I don't know. But I do want to hear what he has to say for himself.

Mind, I'm not sure about that 'better person' argument. I'm not saying I'm not a better person – I have done things in my life that I now deeply regret, and they've enabled me to relate to Severus's regrets, but I've never screwed up so dramatically as he did when he joined the Death Eaters.

Severus writes that what he should have done is tell me all. Indeed, so he should. But I was afraid that if I did … , he says. I think he was afraid that if he had told me all about the way Harry Potter would be led as a lamb to the slaughter, I would have tried to stop him.

And I might have done just that. With the benefit of hindsight, it's very easy to say that everything ended well, that Potter had to go through his ordeal. Given the results, Potter would be the first to admit that the walk towards what he thought was death was a price he was willing to pay. Not a small price – never that. But, given the final result, it was worth it.
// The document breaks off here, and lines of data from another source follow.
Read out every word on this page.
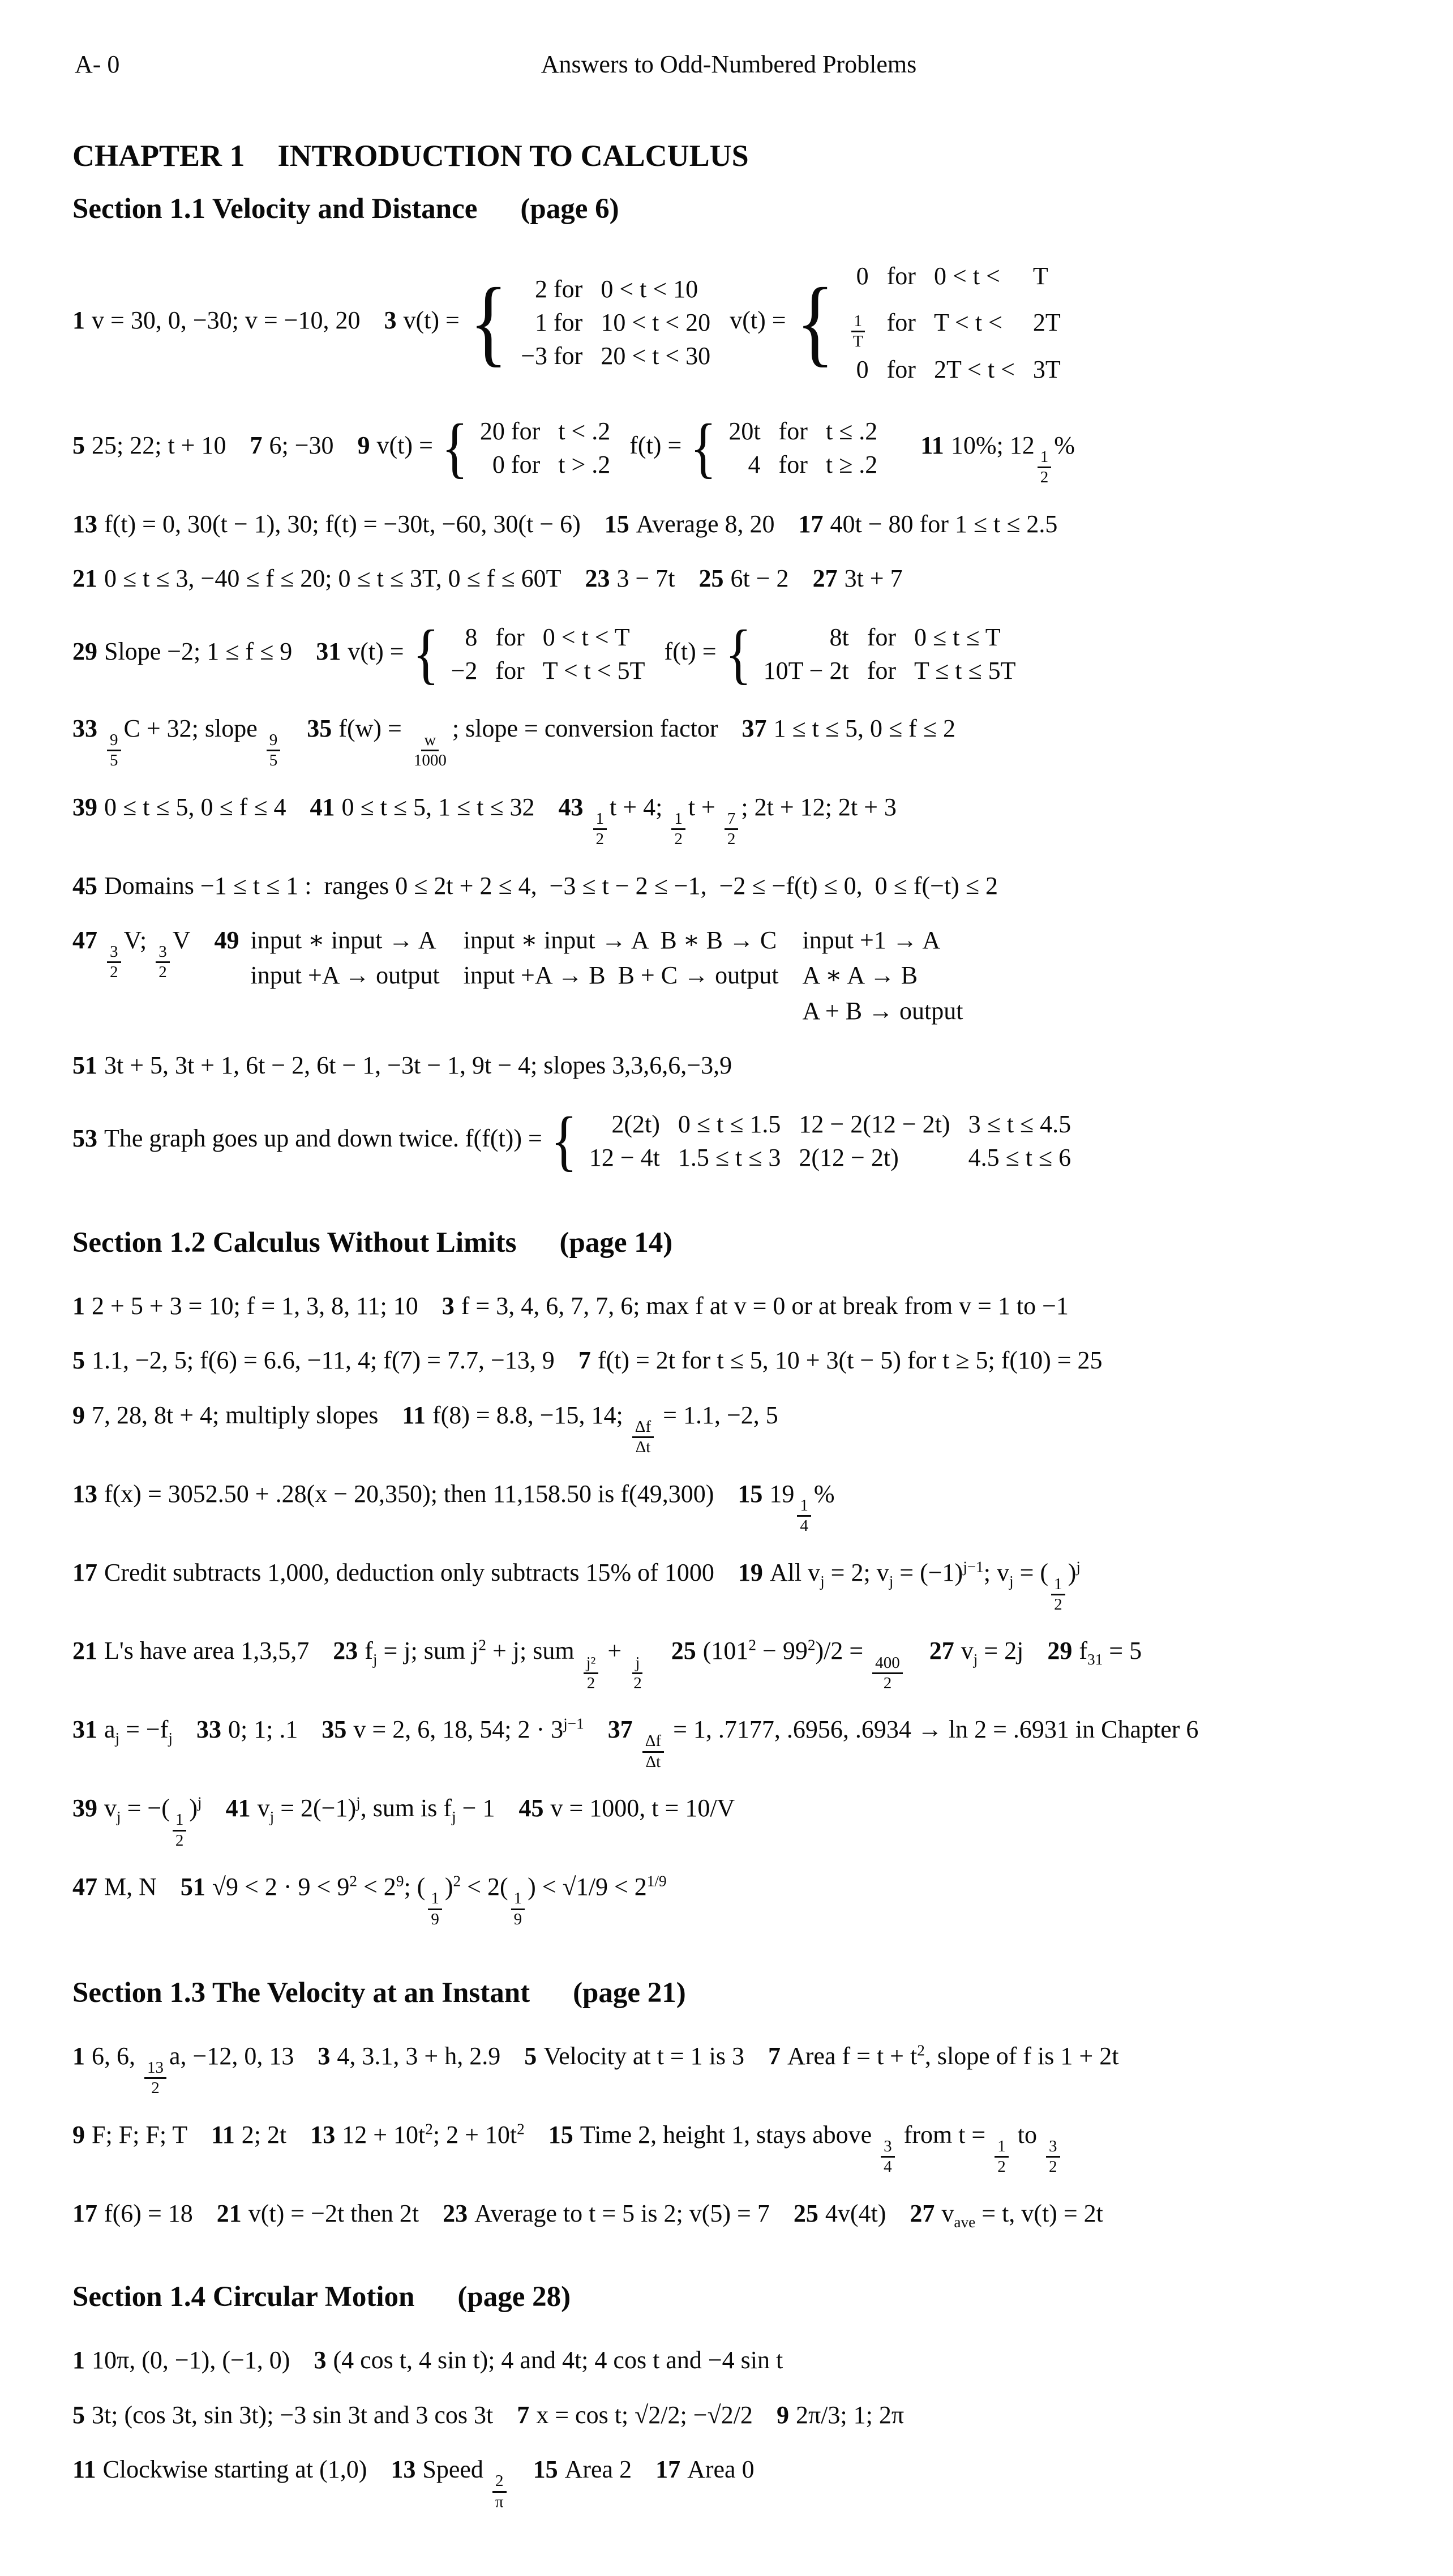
A- 0	Answers to Odd-Numbered Problems
CHAPTER 1 INTRODUCTION TO CALCULUS
Section 1.1 Velocity and Distance (page 6)
1 v = 30, 0, −30; v = −10, 20 3 v(t) = { 2 for	0 < t < 10
1 for	10 < t < 20
−3 for	20 < t < 30
v(t) = { 0	for	0 < t <	T

$\frac{1}{T}$	for	T < t <	2T
0	for	2T < t <	3T
5 25; 22; t + 10 7 6; −30 9 v(t) = { 20 for	t < .2
0 for	t > .2
f(t) = { 20t	for	t ≤ .2
4	for	t ≥ .2
11 10%; 12
$\frac{1}{2}$
%
13 f(t) = 0, 30(t − 1), 30; f(t) = −30t, −60, 30(t − 6) 15 Average 8, 20 17 40t − 80 for 1 ≤ t ≤ 2.5
21 0 ≤ t ≤ 3, −40 ≤ f ≤ 20; 0 ≤ t ≤ 3T, 0 ≤ f ≤ 60T 23 3 − 7t 25 6t − 2 27 3t + 7
29 Slope −2; 1 ≤ f ≤ 9 31 v(t) = { 8	for	0 < t < T
−2	for	T < t < 5T
f(t) = {	8t	for	0 ≤ t ≤ T
10T − 2t	for	T ≤ t ≤ 5T
33
$\frac{9}{5}$
C + 32; slope
$\frac{9}{5}$
35 f(w) =
$\frac{w}{1000}$
; slope = conversion factor 37 1 ≤ t ≤ 5, 0 ≤ f ≤ 2
39 0 ≤ t ≤ 5, 0 ≤ f ≤ 4 41 0 ≤ t ≤ 5, 1 ≤ t ≤ 32 43
$\frac{1}{2}$
t + 4;
$\frac{1}{2}$
t +
$\frac{7}{2}$
; 2t + 12; 2t + 3
45 Domains −1 ≤ t ≤ 1 :  ranges 0 ≤ 2t + 2 ≤ 4,  −3 ≤ t − 2 ≤ −1,  −2 ≤ −f(t) ≤ 0,  0 ≤ f(−t) ≤ 2
47
$\frac{3}{2}$
V;
$\frac{3}{2}$
V 49 input ∗ input → A
input +A → output
input ∗ input → A  B ∗ B → C
input +A → B  B + C → output
input +1 → A
A ∗ A → B
A + B → output
51 3t + 5, 3t + 1, 6t − 2, 6t − 1, −3t − 1, 9t − 4; slopes 3,3,6,6,−3,9
53 The graph goes up and down twice. f(f(t)) = { 2(2t)	0 ≤ t ≤ 1.5	12 − 2(12 − 2t)	3 ≤ t ≤ 4.5
12 − 4t	1.5 ≤ t ≤ 3	2(12 − 2t)	4.5 ≤ t ≤ 6
Section 1.2 Calculus Without Limits (page 14)
1 2 + 5 + 3 = 10; f = 1, 3, 8, 11; 10 3 f = 3, 4, 6, 7, 7, 6; max f at v = 0 or at break from v = 1 to −1
5 1.1, −2, 5; f(6) = 6.6, −11, 4; f(7) = 7.7, −13, 9 7 f(t) = 2t for t ≤ 5, 10 + 3(t − 5) for t ≥ 5; f(10) = 25
9 7, 28, 8t + 4; multiply slopes 11 f(8) = 8.8, −15, 14;
$\frac{\Delta f}{\Delta t}$
= 1.1, −2, 5
13 f(x) = 3052.50 + .28(x − 20,350); then 11,158.50 is f(49,300) 15 19
$\frac{1}{4}$
%
17 Credit subtracts 1,000, deduction only subtracts 15% of 1000 19 All $v_j = 2$; $v_j = (-1)^{j-1}$; $v_j$ = (
$\frac{1}{2}$
)$^j$
21 L's have area 1,3,5,7 23 $f_j = j$; sum $j^2 + j$; sum
$\frac{\text{j²}}{2}$
+
$\frac{j}{2}$
25 $(101^2 - 99^2)/2$ =
$\frac{400}{2}$
27 $v_j = 2j$ 29 $f_{31} = 5$
31 $a_j = -f_j$ 33 0; 1; .1 35 v = 2, 6, 18, 54; $2 \cdot 3^{j-1}$ 37
$\frac{\Delta f}{\Delta t}$
= 1, .7177, .6956, .6934 → ln 2 = .6931 in Chapter 6
39 $v_j$ = −(
$\frac{1}{2}$
)$^j$ 41 $v_j = 2(-1)^j$, sum is $f_j - 1$ 45 v = 1000, t = 10/V
47 M, N 51 $√9 < 2 \cdot 9 < 9^2 < 2^9$; (
$\frac{1}{9}$
)$^2$ < 2(
$\frac{1}{9}$
) < $√1/9 < 2^{1/9}$
Section 1.3 The Velocity at an Instant (page 21)
1 6, 6,
$\frac{13}{2}$
a, −12, 0, 13 3 4, 3.1, 3 + h, 2.9 5 Velocity at t = 1 is 3 7 Area $f = t + t^2$, slope of f is 1 + 2t
9 F; F; F; T 11 2; 2t 13 $12 + 10t^2$; $2 + 10t^2$ 15 Time 2, height 1, stays above
$\frac{3}{4}$
from t =
$\frac{1}{2}$
to
$\frac{3}{2}$
17 f(6) = 18 21 v(t) = −2t then 2t 23 Average to t = 5 is 2; v(5) = 7 25 4v(4t) 27 $v_{ave} = t$, v(t) = 2t
Section 1.4 Circular Motion (page 28)
1 10π, (0, −1), (−1, 0) 3 (4 cos t, 4 sin t); 4 and 4t; 4 cos t and −4 sin t
5 3t; (cos 3t, sin 3t); −3 sin 3t and 3 cos 3t 7 x = cos t; √2/2; −√2/2 9 2π/3; 1; 2π
11 Clockwise starting at (1,0) 13 Speed
$\frac{2}{\pi}$
15 Area 2 17 Area 0
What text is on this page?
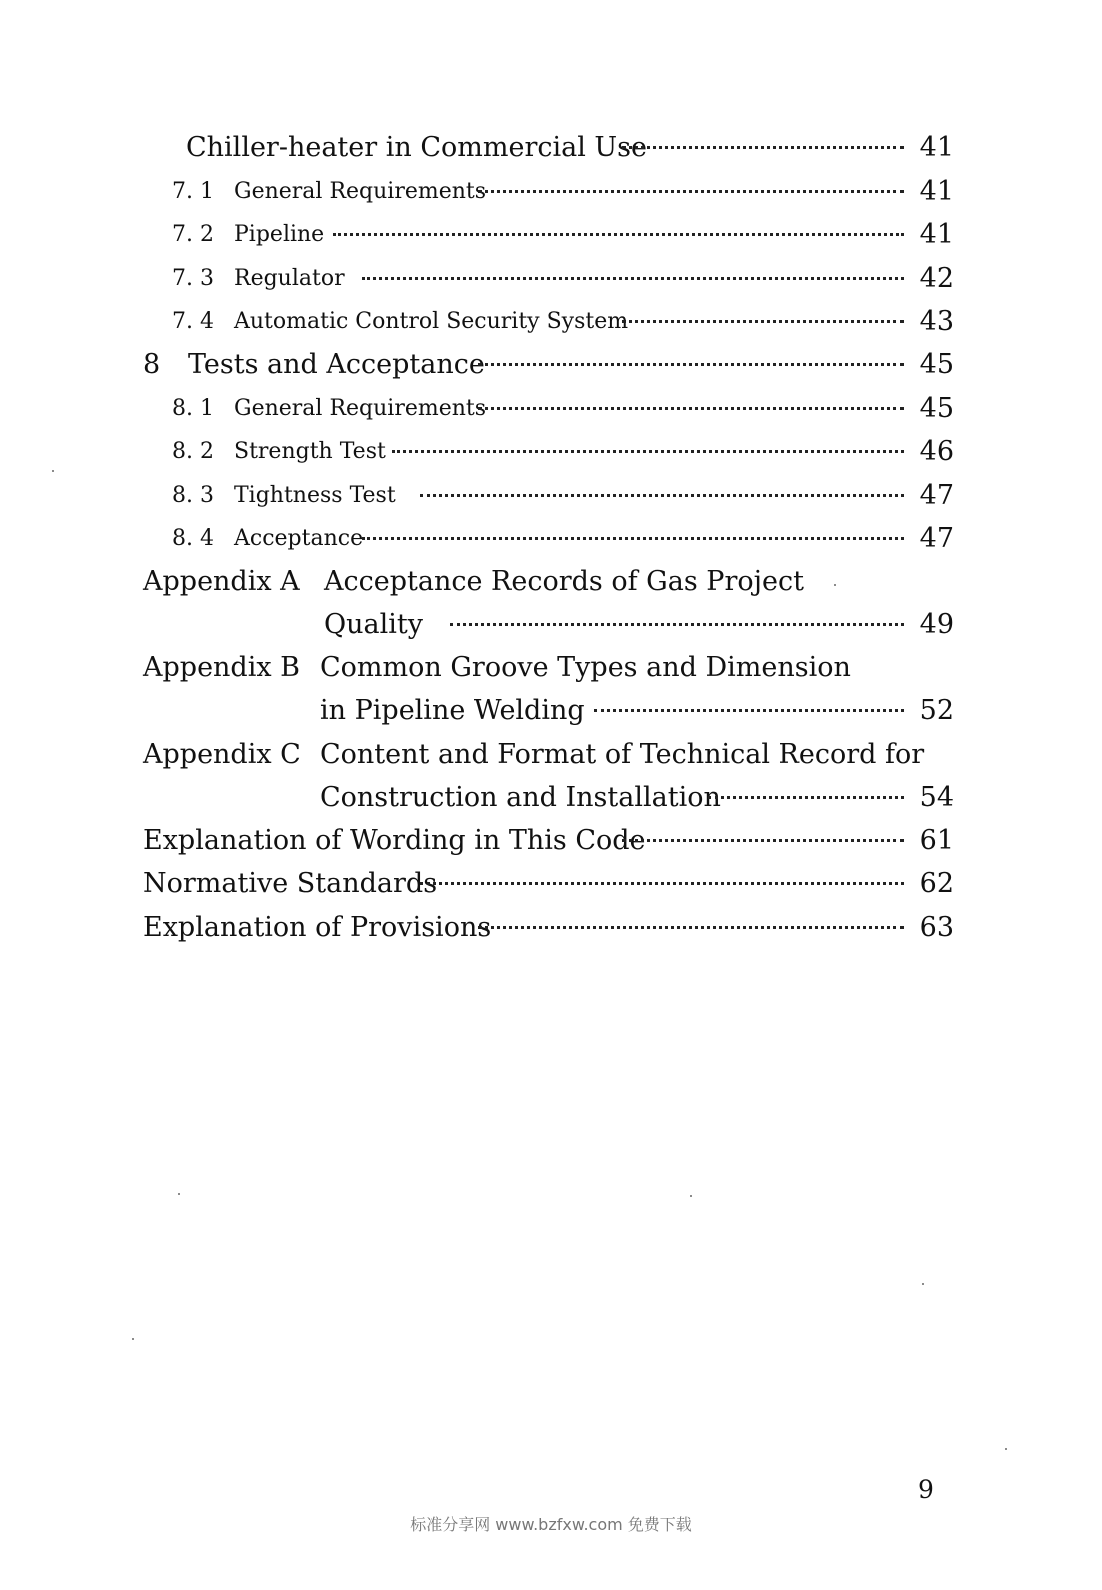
Chiller-heater in Commercial Use	41
7. 1 General Requirements	41
7. 2 Pipeline	41
7. 3 Regulator	42
7. 4 Automatic Control Security System	43
8 Tests and Acceptance	45
8. 1 General Requirements	45
8. 2 Strength Test	46
8. 3 Tightness Test	47
8. 4 Acceptance	47
Appendix A Acceptance Records of Gas Project
Quality	49
Appendix B Common Groove Types and Dimension
in Pipeline Welding	52
Appendix C Content and Format of Technical Record for
Construction and Installation	54
Explanation of Wording in This Code	61
Normative Standards	62
Explanation of Provisions	63
9
标准分享网 www.bzfxw.com 免费下载
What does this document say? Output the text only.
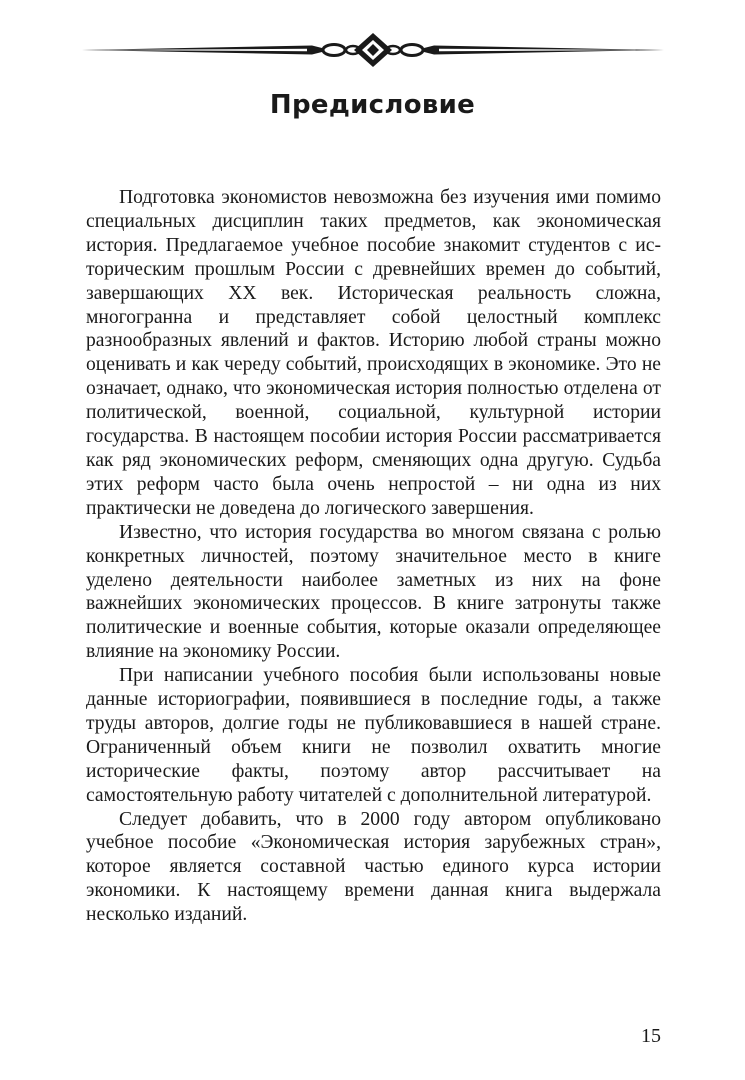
Предисловие

Подготовка экономистов невозможна без изучения ими помимо специальных дисциплин таких предметов, как экономическая история. Предлагаемое учебное пособие знакомит студентов с историческим прошлым России с древнейших времен до событий, завершающих XX век. Историческая реальность сложна, многогранна и представляет собой целостный комплекс разнообразных явлений и фактов. Историю любой страны можно оценивать и как череду событий, происходящих в экономике. Это не означает, однако, что экономическая история полностью отделена от политической, военной, социальной, культурной истории государства. В настоящем пособии история России рассматривается как ряд экономических реформ, сменяющих одна другую. Судьба этих реформ часто была очень непростой – ни одна из них практически не доведена до логического завершения.

Известно, что история государства во многом связана с ролью конкретных личностей, поэтому значительное место в книге уделено деятельности наиболее заметных из них на фоне важнейших экономических процессов. В книге затронуты также политические и военные события, которые оказали определяющее влияние на экономику России.

При написании учебного пособия были использованы новые данные историографии, появившиеся в последние годы, а также труды авторов, долгие годы не публиковавшиеся в нашей стране. Ограниченный объем книги не позволил охватить многие исторические факты, поэтому автор рассчитывает на самостоятельную работу читателей с дополнительной литературой.

Следует добавить, что в 2000 году автором опубликовано учебное пособие «Экономическая история зарубежных стран», которое является составной частью единого курса истории экономики. К настоящему времени данная книга выдержала несколько изданий.

15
But at the time, I might well have said that no Greater Good is worth the ruthless killing of an innocent and very courageous young man. If we had stood by and had done nothing to prevent that murder, if we had used Potter as a blood sacrifice for our own sake – then how would we have differed from them ?

The eternal problem of every war, of course. What is, in fact, the difference between 'us' and 'them'? A cynic would say 'us' is the side that wins.

I don't think I could have used Potter as wand-fodder. Not even as final weapon.

If I am correct in my surmise, Severus's reasoning contains a hint of 'she's a woman, they are the gentle sex, she wouldn't be ruthless enough'. Unconsciously, perhaps, but still there.

Severus admits he's uncertain of the outcome of a real duel – he doesn't underestimate me there. Of course he doesn't. He's a survivor; he wouldn't be alive today if he couldn't assess a risk.

But what he very much doesn't admit, and probably doesn't even consider is the possibility that I might have been right.

He doesn't seem to doubt that stopping me would have been the correct action – that I would have to be stopped because I simply couldn't be right.

Men . As I used to say to Amelia, sometimes … but you know that already.

But this time, when we meet, I'll think before I speak. This time I'll listen. After all, one does not just love one's friends for their good points.

And I think he'll listen, too. It may be an interesting birthday, tomorrow. In terms of truly meaningful events, perhaps the most interesting since the day I actually was born.

Not that I'm sentimental enough to consider an eventual rekindling of our friendship as a birthday gift. Silly nonsense. But I did – and I do – value that friendship.

And that, dear imaginary reader, is the end of my investigation. Now that I have Severus's full address and will meet him tomorrow, my Miss Marple activities have come to an end. I think I acquitted myself with reasonable honour. It's really too bad I can't publish The Case of the Living Portrait. But who knows? Miss Marple solved at least twenty crimes. Perhaps one day Minerva McGonagall, Spinster Detective, will get another case, and then I will turn it into a book.